Arief menjelaskan ketentuan tersebut tidak menghalangi hak konstitusional warga negara karena kepesertaan dalam dana pensiun bersifat sukarela, bukan kewajiban. Hal ini sebagaimana diatur dalam Pasal 145 ayat (1) UU P2SK yang menyebutkan bahwa karyawan berhak, bukan wajib, menjadi peserta dana pensiun.
“Tidak terdapat hubungan sebab-akibat langsung antara kerugian yang didalilkan dengan berlakunya pasal-pasal yang diujikan, karena UU P2SK tidak menjadikan kepesertaan dalam dana pensiun sebagai hal yang mandatori, melainkan bersifat sukarela,” ujar Arief di hadapan majelis hakim.
Lebih lanjut, Pemerintah menjelaskan bahwa implementasi teknis mengenai pembayaran manfaat pensiun diatur dalam Peraturan Otoritas Jasa Keuangan (POJK) Nomor 27 Tahun 2023 tentang Penyelenggaraan Usaha Dana Pensiun. Dengan demikian, apabila terdapat keberatan terhadap tata cara pembayaran manfaat pensiun, seharusnya keberatan tersebut ditujukan pada kebijakan pelaksanaan, bukan pada ketentuan undang-undang.
Penghasilan Berkesinambungan
Pemerintah juga menegaskan, tujuan utama program dana pensiun adalah menjaga kesinambungan penghasilan peserta di masa tua, sebagai bentuk perlindungan sosial negara terhadap risiko ekonomi di usia lanjut. Kebijakan pembayaran manfaat pensiun secara berkala dinilai lebih sejalan dengan prinsip negara kesejahteraan (welfare state) dan amanat Pasal 27 ayat (2) UUD 1945.
“Pembayaran manfaat pensiun secara berkala bukan merupakan pembatasan hak, melainkan bentuk perlindungan agar peserta tetap memiliki penghasilan berkelanjutan setelah pensiun,” terang Arief.
Pemerintah juga menjelaskan bahwa pembatasan pembayaran manfaat pensiun secara sekaligus maksimal 20 persen merupakan kebijakan untuk menyeimbangkan kebutuhan peserta di awal masa pensiun dan perlindungan jangka panjang. Ketentuan tersebut justru dimaksudkan untuk menjaga stabilitas ekonomi peserta pensiun dan mencegah risiko habisnya dana secara cepat.

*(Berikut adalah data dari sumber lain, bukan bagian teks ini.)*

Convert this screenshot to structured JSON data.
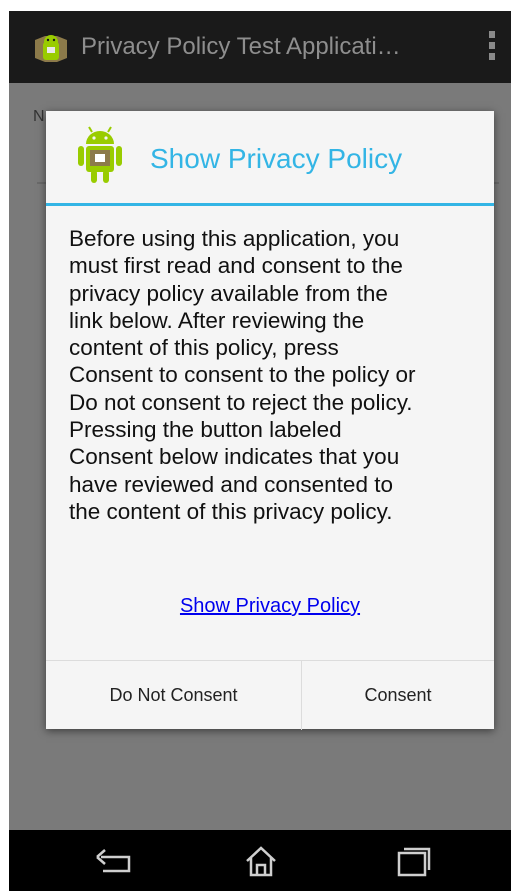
{
  "action_bar": {
    "title": "Privacy Policy Test Applicati…"
  },
  "background": {
    "label": "N"
  },
  "dialog": {
    "title": "Show Privacy Policy",
    "body_lines": [
      "Before using this application, you",
      "must first read and consent to the",
      "privacy policy available from the",
      "link below. After reviewing the",
      "content of this policy, press",
      "Consent to consent to the policy or",
      "Do not consent to reject the policy.",
      "Pressing the button labeled",
      "Consent below indicates that you",
      "have reviewed and consented to",
      "the content of this privacy policy."
    ],
    "link_text": "Show Privacy Policy",
    "buttons": {
      "decline": "Do Not Consent",
      "accept": "Consent"
    }
  },
  "nav": {
    "icons": [
      "back-icon",
      "home-icon",
      "recent-apps-icon"
    ]
  },
  "colors": {
    "accent": "#33b5e5",
    "link": "#0000ee",
    "android_green": "#99cc00"
  }
}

Sehingga Pemerintah menilai apabila permohonan Pemohon dikabulkan, akan timbul ketidakpastian hukum serta melemahkan tanggung jawab negara dalam menjamin perlindungan ekonomi bagi pekerja pasca pensiun.
Arief menambahkan, sistem pensiun di Indonesia masih menghadapi tantangan, di mana rata-rata pendapatan pensiunan hanya berkisar 10–15 persen dari penghasilan saat produktif, jauh di bawah standar International Labour Organization (ILO) sebesar 40 persen. Oleh karena itu, pembayaran manfaat pensiun secara berkala dinilai penting untuk menjaga keberlanjutan penghasilan peserta.
Kebijakan Hukum Terbuka
Lebih jauh, Pemerintah menegaskan bahwa pengaturan dana pensiun melalui POJK merupakan bagian dari kebijakan hukum terbuka (open legal policy) yang bertujuan memperkuat sektor keuangan nasional. Mandat kepada OJK untuk mengatur pelaksanaan dana pensiun diharapkan dapat menyesuaikan kebijakan dengan dinamika industri jasa keuangan serta melindungi kepentingan peserta.

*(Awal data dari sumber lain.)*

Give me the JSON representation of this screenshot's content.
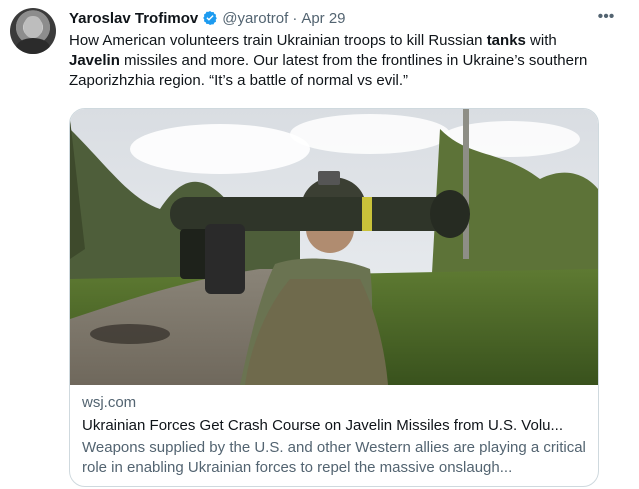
{
  "tweet": {
    "author_name": "Yaroslav Trofimov",
    "handle": "@yarotrof",
    "separator": "·",
    "date": "Apr 29",
    "more_icon": "more-icon",
    "text_parts": {
      "p1": "How American volunteers train Ukrainian troops to kill Russian ",
      "b1": "tanks",
      "p2": " with ",
      "b2": "Javelin",
      "p3": " missiles and more. Our latest from the frontlines in Ukraine’s southern Zaporizhzhia region. “It’s a battle of normal vs evil.”"
    }
  },
  "card": {
    "domain": "wsj.com",
    "title": "Ukrainian Forces Get Crash Course on Javelin Missiles from U.S. Volu...",
    "description": "Weapons supplied by the U.S. and other Western allies are playing a critical role in enabling Ukrainian forces to repel the massive onslaugh..."
  },
  "colors": {
    "verified_blue": "#1d9bf0",
    "secondary_text": "#536471"
  }
}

“Pengaturan ini merupakan bentuk penguatan sistem keuangan nasional yang berdaya tahan, inklusif, dan berkelanjutan, guna mewujudkan masyarakat Indonesia yang adil dan sejahtera berdasarkan Pancasila dan UUD 1945,” tegasnya.
Pekerja Perbaiki Uji Pencairan Dana Pensiun dalam UU P2SK
DPR Jelaskan Pembayaran Manfaat Pensiun secara Berkala
Sebagai tambahan informasi, Permohonan Perkara Nomor 164/PUU-XXIII/2025 diajukan oleh delapan pekerja/pensiunan, yaitu Lukas Saleo, Warjito, Haeruddin Fallah, Achmad Yani, Nikolas Pamula Lambe, Ismet Akuba, Arfan Rasyid, dan Imam Budiyono. Mereka adalah para pekerja di PT Freeport Indonesia, pekerja dan mantan pekerja PT Kuala Pelabuhan Indonesia, dan pekerja di PT Unilever Indonesia. Para pemohon mempermasalahkan ketentuan pembayaran manfaat pensiun dalam Pasal 161 ayat (2), Pasal 164 ayat (1) huruf d, dan Pasal 164 ayat (2) UU P2SK.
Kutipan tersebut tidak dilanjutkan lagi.